Social isolation and loneliness have long been the focus of research. Recently, these issues have also been gaining increased attention from policymakers and the media. In Canada, the National Council of Seniors declared social isolation among seniors as its priority area for 2013-14. In the United Kingdom, the “Campaign to End Loneliness” is tackling loneliness by disseminating research knowledge and providing service organizations with information on how to approach the issue. CBC Headlines like “One is the loneliness number”1 have brought these issues to the attention of the general public.
Loneliness is often discussed in conjuction with social isolation, and the terms are often used interchangeably in everyday language. However, researchers have pointed out that the two concepts need to be differentiated. Whereas social isolation arises in situations where a person does not have enough people to interact with, an objective state, loneliness is the subjective experience of distress over not having enough social relationships or not enough contact with people. Although the two concepts can be related, a person can be socially isolated but not feel lonely, whereas an individual with a seemingly large social network can still experience loneliness. Loneliness should also not be mistaken for depression, even though they may also be correlated. If loneliness is not about having enough people to interact with, then what causes it? One theory2 is that loneliness comes about because of maladaptive thoughts about oneself and others. People who are lonely are more likely than individuals who are not lonely to believe that other people will reject them. They are also more likely to have feelings of low self-worth.
What does the research evidence say?
The health consequences of both social isolation and loneliness have been examined extensively, although the literature is far from consistent in terms of measures used to assess the two concepts, making it sometimes difficult to compare results across studies. Moreover, the majority of studies include only measures of either social isolation or loneliness; the number of studies that include both is limited, which means that it is not clear if one is more important than the other.
Despite these methodological problems, the literature is quite consistent in terms of demonstrating that both social isolation and loneliness are health risks. For example, in a meta-analysis3 of 148 studies focusing on the relationship between social isolation (varyingly measured in terms of social networks and the extent to which social supports were available) and mortality, it was found that having more or more supportive social relationships was indeed related to a decreased mortality risk. Based on the strength of the findings, the authors concluded that lack of social relationships is as strong a risk factor for mortality as are smoking, obesity or lack of physical activity. Similarly, older adults who are lonely have an increased risk of dying sooner and are more likely to experience a decline in their mobility, compared to those who are not lonely.4,5
Who is at risk of being socially isolated and lonely?
Older adults are at increased risk of being socially isolated or lonely. By the time people reach their 80s, the majority live on their own, mostly because of widowhood. This is particularly the case for older women who are more likely to be widowed than older men. Older people’s social networks often get smaller for other reasons as well – children may have moved away, along with grandchildren, and aging siblings and friends may have died. Loneliness is also prevalent among older adults.
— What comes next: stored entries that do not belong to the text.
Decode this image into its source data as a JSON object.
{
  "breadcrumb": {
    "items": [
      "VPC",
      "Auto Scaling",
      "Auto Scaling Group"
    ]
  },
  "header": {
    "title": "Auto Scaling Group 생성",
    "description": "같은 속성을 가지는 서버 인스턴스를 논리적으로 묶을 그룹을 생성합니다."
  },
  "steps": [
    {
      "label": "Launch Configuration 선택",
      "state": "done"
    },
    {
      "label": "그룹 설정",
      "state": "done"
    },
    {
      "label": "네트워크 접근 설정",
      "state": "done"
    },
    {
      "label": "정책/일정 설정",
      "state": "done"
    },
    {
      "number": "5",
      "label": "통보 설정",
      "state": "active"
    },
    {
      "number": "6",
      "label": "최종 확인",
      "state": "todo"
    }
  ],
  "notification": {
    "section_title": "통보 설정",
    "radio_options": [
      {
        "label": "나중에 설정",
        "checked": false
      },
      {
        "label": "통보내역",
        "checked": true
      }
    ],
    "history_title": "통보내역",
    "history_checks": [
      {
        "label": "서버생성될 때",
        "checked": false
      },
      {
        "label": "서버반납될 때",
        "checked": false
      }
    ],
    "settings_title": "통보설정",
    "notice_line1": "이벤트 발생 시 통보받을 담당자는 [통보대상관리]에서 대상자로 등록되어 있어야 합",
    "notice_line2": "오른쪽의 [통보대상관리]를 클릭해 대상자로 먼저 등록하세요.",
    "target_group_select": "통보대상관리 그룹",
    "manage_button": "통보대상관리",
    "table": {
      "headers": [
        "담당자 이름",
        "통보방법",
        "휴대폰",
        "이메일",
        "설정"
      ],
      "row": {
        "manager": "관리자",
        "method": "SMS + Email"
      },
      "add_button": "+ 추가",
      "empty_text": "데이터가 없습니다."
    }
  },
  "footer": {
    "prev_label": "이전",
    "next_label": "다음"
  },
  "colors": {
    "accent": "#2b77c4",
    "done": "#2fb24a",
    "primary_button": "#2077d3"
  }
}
One in five Canadians aged 65 or older indicated that they felt lonely some of the time or often in a recent study6. The proportion is even higher among those 85 years or older – 25% of individuals in that age bracket felt lonely some of the time or often. Living alone, health problems and disability, sensory impairment such as hearing loss, and major life events such as loss of a spouse have all been identified as risk factors for social isolation and loneliness7.
What interventions have been implemented?
Given that social isolation arises from having too few or no social relationships, whereas loneliness is the subjective perception of insufficient relationships, interventions would need to target different causes. Intervention research on how to deal with social isolation is limited; however, qualitative research suggests that creating opportunities for social interaction, such as attending social programs, even via telephone, may help to reduce social isolation8. As for loneliness, a review study2 included 50 studies that used a wide range of interventions, including several designed to change maladaptive perceptions, as well as other interventions such as enhancing social supports. For example, participants in one intervention study participated in a workshop that focused, among other things, on identifying positive relationships from the past, how to apply positive aspects of past relationships to present relationships, and gaining awareness of personal accomplishments. The review showed that interventions that focused on changing people’s maladaptive perceptions were more effective than all other types of interventions.
What is the bottom line about social isolation and loneliness?
Many older adults are socially isolated or lonely and research indicates that social isolation and loneliness are health risks. Clinicians can probe for potential social isolation and loneliness among their patients by asking about family and friends or recent losses. Three questions that are often used in research to assess loneliness may be useful:
1) How often do you feel that you lack companionship?;
2) How often do you feel left out?; and
3) How often do you feel isolated from others?9
Making a patient aware of programs available for older adults, such as active living programs, seniors centres, or transportation options to be able to attend programs, may help those who are socially isolated. Patients who express loneliness even though they appear to have access to social opportunities may be better served by referral to mental health services.